His wife now lives in a different city and I am glad about this. With the way she treats people, I am pretty sure she won’t get very far in life.
People that treat others badly are alway unhappy themselves. Sometimes they make me angry but then I think I should feel sorry for them instead.
Yes, this is also pretty much how I got through all this stress. I constantly reminded myself that the difference is, that I don’t have to put lies in the world, that I don’t have to treat others badly, that I don’t have to play stupid games to push my ego. I’ve been angry about her for a while, but then I reminded myself that people like her will run into big issues without my help. There are things that we can’t influence, of course, but generally when you just try to get through your day having fun, understanding others, not causing additional trouble, being a help, it’s just less likely that you will attract trouble. This is what I reminded myself, she was different and created her own obstacles, thus it would make her life more difficult in the long run, not mine. Because I would eat a broom if someone with this attitude won’t run into more and more problems in the future.
You’re right, why should you be upset about someone who makes his own path more difficult to cross? We started to put a fake smile or mask on, to get some signatures from her and stuff like that. You just learn how to deal with people like her. It took time, since she was slow and often on power trips. But it’s been an experience, with a clear goal from our side, getting this to a closure with the funeral. Now we can ignore her, there is no reason to stay in contact. I just deleted her contact everywhere. Because she is not useful to us anymore. Her importance shrinked in the very moment we had the date of the funeral set.
We have a saying in Germany if we don’t care about someone anymore. We say “Bleib wo der Pfeffer wächst”. Translated it means “Stay where the pepper is growing”. It comes from times when pepper came from India, without aircrafts at that time, practically hard to reach. Which basically means, the further away the person, the better because you won’t miss the person.
That is a great saying. The point of life is to be happy. Forgot anyone who gets in the way of your happiness.
Exactly Charles. 🙂
During such hardship, your uncle was lucky to have such a supporting family. I am so very sorry to hear, that his wife did not turn out to be that.
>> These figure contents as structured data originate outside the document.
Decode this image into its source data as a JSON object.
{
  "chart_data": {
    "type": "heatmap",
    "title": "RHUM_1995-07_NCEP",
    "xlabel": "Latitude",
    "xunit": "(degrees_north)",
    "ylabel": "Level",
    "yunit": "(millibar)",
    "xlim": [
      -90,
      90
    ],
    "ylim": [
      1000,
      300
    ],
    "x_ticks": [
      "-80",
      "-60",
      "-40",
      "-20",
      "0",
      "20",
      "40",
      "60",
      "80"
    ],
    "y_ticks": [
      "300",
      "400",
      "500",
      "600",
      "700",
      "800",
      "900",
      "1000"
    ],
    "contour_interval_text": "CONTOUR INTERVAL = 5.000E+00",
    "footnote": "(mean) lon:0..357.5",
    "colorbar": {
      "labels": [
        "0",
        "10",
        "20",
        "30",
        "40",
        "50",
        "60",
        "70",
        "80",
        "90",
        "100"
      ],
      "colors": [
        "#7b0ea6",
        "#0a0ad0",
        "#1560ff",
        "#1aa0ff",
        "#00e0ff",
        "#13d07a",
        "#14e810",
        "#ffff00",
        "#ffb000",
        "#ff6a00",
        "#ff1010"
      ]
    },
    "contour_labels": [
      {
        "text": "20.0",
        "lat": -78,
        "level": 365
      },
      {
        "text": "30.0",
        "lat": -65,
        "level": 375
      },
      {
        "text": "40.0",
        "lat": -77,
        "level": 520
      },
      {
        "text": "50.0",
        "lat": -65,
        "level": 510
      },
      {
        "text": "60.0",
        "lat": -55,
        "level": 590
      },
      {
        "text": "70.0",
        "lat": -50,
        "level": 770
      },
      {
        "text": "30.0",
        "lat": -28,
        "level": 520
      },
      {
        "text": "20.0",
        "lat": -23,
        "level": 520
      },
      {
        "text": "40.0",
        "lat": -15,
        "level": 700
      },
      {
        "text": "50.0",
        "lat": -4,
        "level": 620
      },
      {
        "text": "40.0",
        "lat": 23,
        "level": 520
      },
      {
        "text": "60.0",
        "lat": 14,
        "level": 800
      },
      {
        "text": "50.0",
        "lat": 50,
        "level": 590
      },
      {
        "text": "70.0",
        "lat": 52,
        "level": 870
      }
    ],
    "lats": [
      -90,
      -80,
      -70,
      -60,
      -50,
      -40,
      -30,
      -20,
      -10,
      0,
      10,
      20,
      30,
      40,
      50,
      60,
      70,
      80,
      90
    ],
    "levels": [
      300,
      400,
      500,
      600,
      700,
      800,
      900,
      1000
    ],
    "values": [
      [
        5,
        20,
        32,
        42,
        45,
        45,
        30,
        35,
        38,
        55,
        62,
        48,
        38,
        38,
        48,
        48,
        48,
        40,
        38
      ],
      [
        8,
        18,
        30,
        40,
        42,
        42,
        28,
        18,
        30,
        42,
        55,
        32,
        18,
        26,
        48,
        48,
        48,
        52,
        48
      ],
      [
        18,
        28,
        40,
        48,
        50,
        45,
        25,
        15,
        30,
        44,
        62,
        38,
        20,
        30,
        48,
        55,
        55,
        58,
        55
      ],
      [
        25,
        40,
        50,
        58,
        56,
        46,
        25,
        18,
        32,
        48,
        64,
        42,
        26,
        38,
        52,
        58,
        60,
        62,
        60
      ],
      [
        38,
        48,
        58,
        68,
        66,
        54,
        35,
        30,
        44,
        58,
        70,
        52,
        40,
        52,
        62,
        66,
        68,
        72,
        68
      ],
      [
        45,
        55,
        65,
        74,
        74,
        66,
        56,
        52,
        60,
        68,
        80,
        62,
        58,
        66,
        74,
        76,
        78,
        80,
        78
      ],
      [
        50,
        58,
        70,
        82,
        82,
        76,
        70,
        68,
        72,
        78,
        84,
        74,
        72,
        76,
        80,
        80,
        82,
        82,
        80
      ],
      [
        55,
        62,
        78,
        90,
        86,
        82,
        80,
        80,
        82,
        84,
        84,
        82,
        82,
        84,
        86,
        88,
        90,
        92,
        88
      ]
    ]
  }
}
Right. In difficult times people grow together, I discovered we have a lot of team spirit. We learned a lot and tried our best. In his last time, there were more problems than there should have been, but I think it was the best he came to us. So, you could say the last year was actually pretty fine because his wife had much less control, could cause much less issues (like forgetting meds or important hospital appointments to mention just 0.01% of what she caused). He never forgot to smile. Small things, when we ate together and he suggested to eat the same dish tomorrow again because he liked it… these smiles, the stories of the past, the good times we had, that is what I will remember the most. 🙂
This wife caused a lot of trouble, but we showed her what counts, and it’s not always one’s own life. We care about others, and since she didn’t, she became the outsider. That’s the irony about people like her, they think they are so important, they don’t need to help and care only about themselves, they try to push their ego by being dramatic and offensive. But at the end they are the ones that do stand alone, without support. It’s her fault.